Même s’il sème le doute autour de lui, José Lévesque est maintenant convaincu que les symptômes qu’il connaît sont dûs à une trop grande exposition aux micro-ondes. «En cherchant sur Internet, je me suis rendu compte qu’il y avait des milliers de personnes électrosensibles comme moi. Aujourd’hui si je vais au Centre Bell, j’en ai pour une demi-journée à m’en remettre. Si je passe une journée à Montréal, j’ai des saignements de nez et des vaisseaux sanguins qui éclatent dans mes yeux.»

Afin de sensibiliser la population, José Lévesque tient un blogue et nourrit les pages Facebook de toutes ses trouvailles. Il aimerait bien pouvoir offrir des conférences dans les écoles, mais le wi-fi est partout. Après deux heures, les maux de tête et les acouphènes débutent. Par moment, ceux-ci sont tellement fort, dit-il, qu’ils s’apparentent aux sons aiguës des détecteurs de fumées. «Dès que j’entre dans un endroit, je peux dire si un I-Phone est en fonction. Si c’est le cas, je ressens tout de suite de la douleur.»

Sa plus grande crainte se situe maintenant du côté d’Hydro-Québec, qui compte installer pas moins de 3,6 millions de compteurs «intelligents» dans la province. Dotés de radio-fréquences, ceux-ci seront connectés directement à la centrale, ce qui permettra d’avoir une lecture directe et immédiate des données. «C’est comme installer du wi-fi sur chaque maison. S’ils mettent ça sur ma rue, je n’aurai pas le choix de déménager. Le pire, c’est que je suis un fan fini d’Internet.
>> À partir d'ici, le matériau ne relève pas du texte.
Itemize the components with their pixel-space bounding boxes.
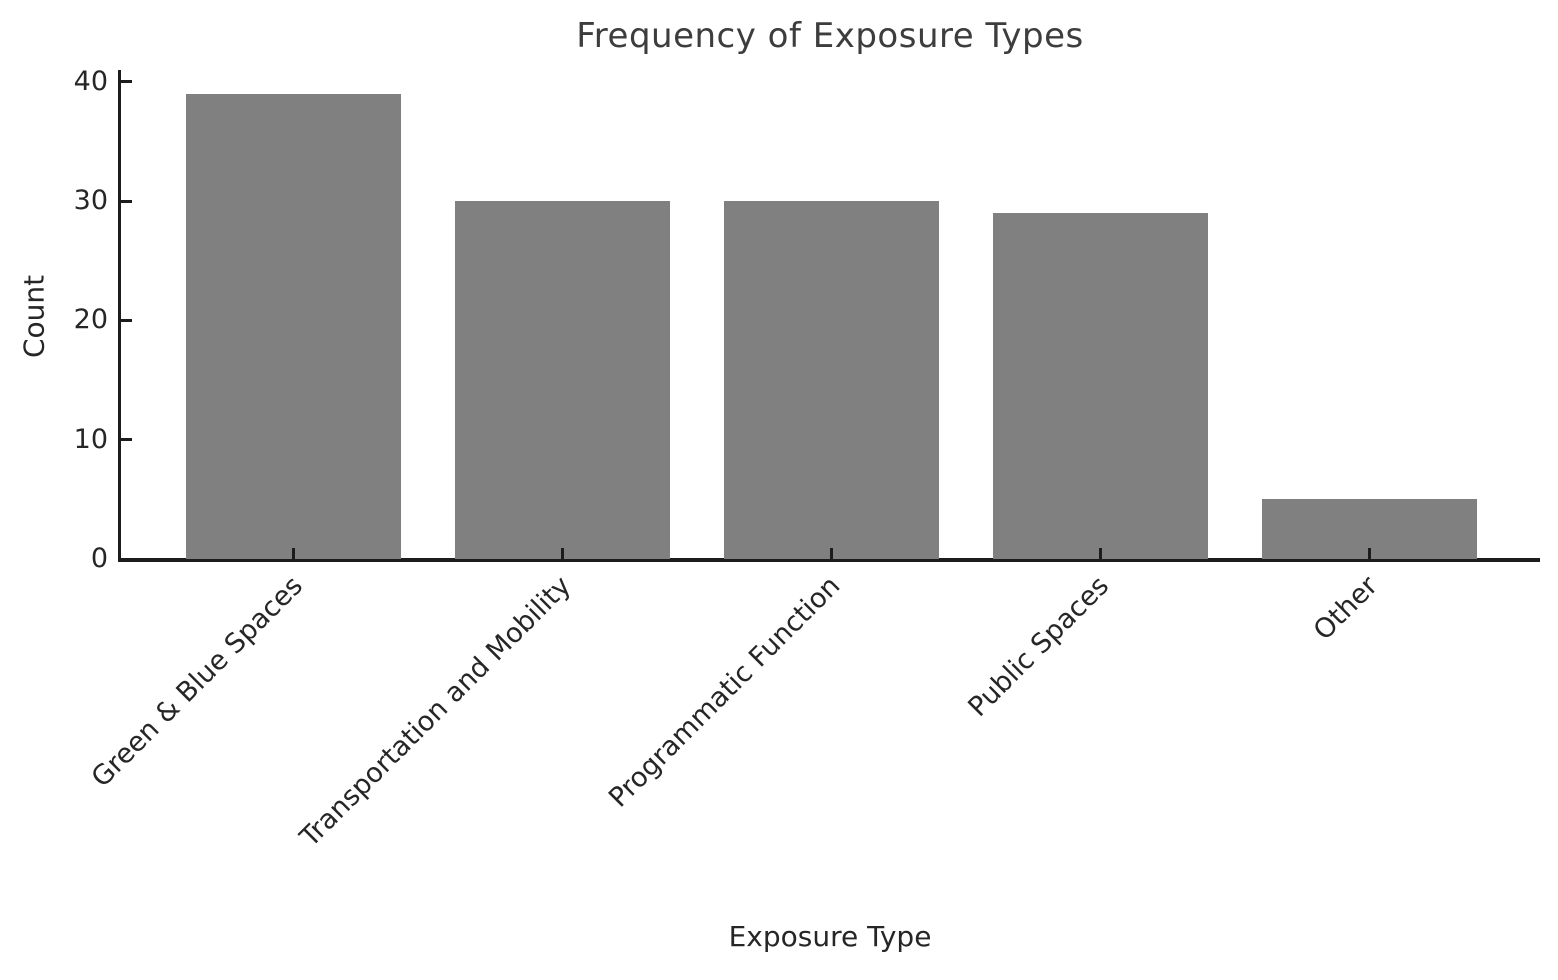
y-tick-mark-2 [121,318,132,322]
y-tick-mark-4 [121,80,132,84]
bar-0 [186,93,401,559]
y-tick-mark-0 [121,557,132,561]
y-tick-mark-3 [121,199,132,203]
x-tick-mark-2 [829,548,833,559]
y-tick-label-3: 30 [73,185,108,217]
x-axis-label: Exposure Type [728,920,932,953]
x-tick-label-4: Other [1308,570,1385,647]
bar-1 [454,201,670,559]
y-axis-spine [118,70,121,562]
x-axis-spine [118,558,1540,562]
y-tick-label-4: 40 [73,65,108,97]
x-tick-mark-1 [560,548,564,559]
x-tick-label-0: Green & Blue Spaces [85,570,309,794]
y-tick-mark-1 [121,438,132,442]
bar-3 [992,213,1208,559]
chart-title: Frequency of Exposure Types [576,16,1084,56]
x-tick-mark-4 [1367,548,1371,559]
x-tick-mark-0 [292,548,295,559]
x-tick-label-2: Programmatic Function [603,570,847,814]
y-tick-label-0: 0 [90,543,108,574]
x-tick-label-1: Transportation and Mobility [294,570,578,854]
y-tick-label-2: 20 [73,304,108,336]
y-tick-label-1: 10 [73,423,108,455]
bar-2 [723,201,939,559]
x-tick-mark-3 [1098,548,1102,559]
x-tick-label-3: Public Spaces [962,570,1116,723]
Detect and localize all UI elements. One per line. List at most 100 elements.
Si je dois m’isoler loin du monde, c’est la chose qui va me manquer le plus.»

À Terrebonne, une pétition de près de 900 noms pour demander le retrait des antennes-relais à proximité des garderies et d’écoles a été acheminée à la ville au nom du principe de précaution face aux micro-ondes utilisé par la technologie sans-fil. Des scientifiques internationaux ont témoigné au comité de la santé de la Chambre des communes à Ottawa lors des auditions sur l’impact sur la santé humaine des micro-ondes 27 et 29 avril 2010 et c’est en décembre 2008 que Terrebonne a pris le relais des citoyens mécontents. Les prochaines auditions auront lieu le 31 janvier.

Durant ce temps à Ottawa, le Comité permanent de la Chambre des Communes se penche sur la question. Un rapport est attendu d’ici Noël. Les représentants de Rogers n’ont pas voulu émettre de commentaire dans le dossier.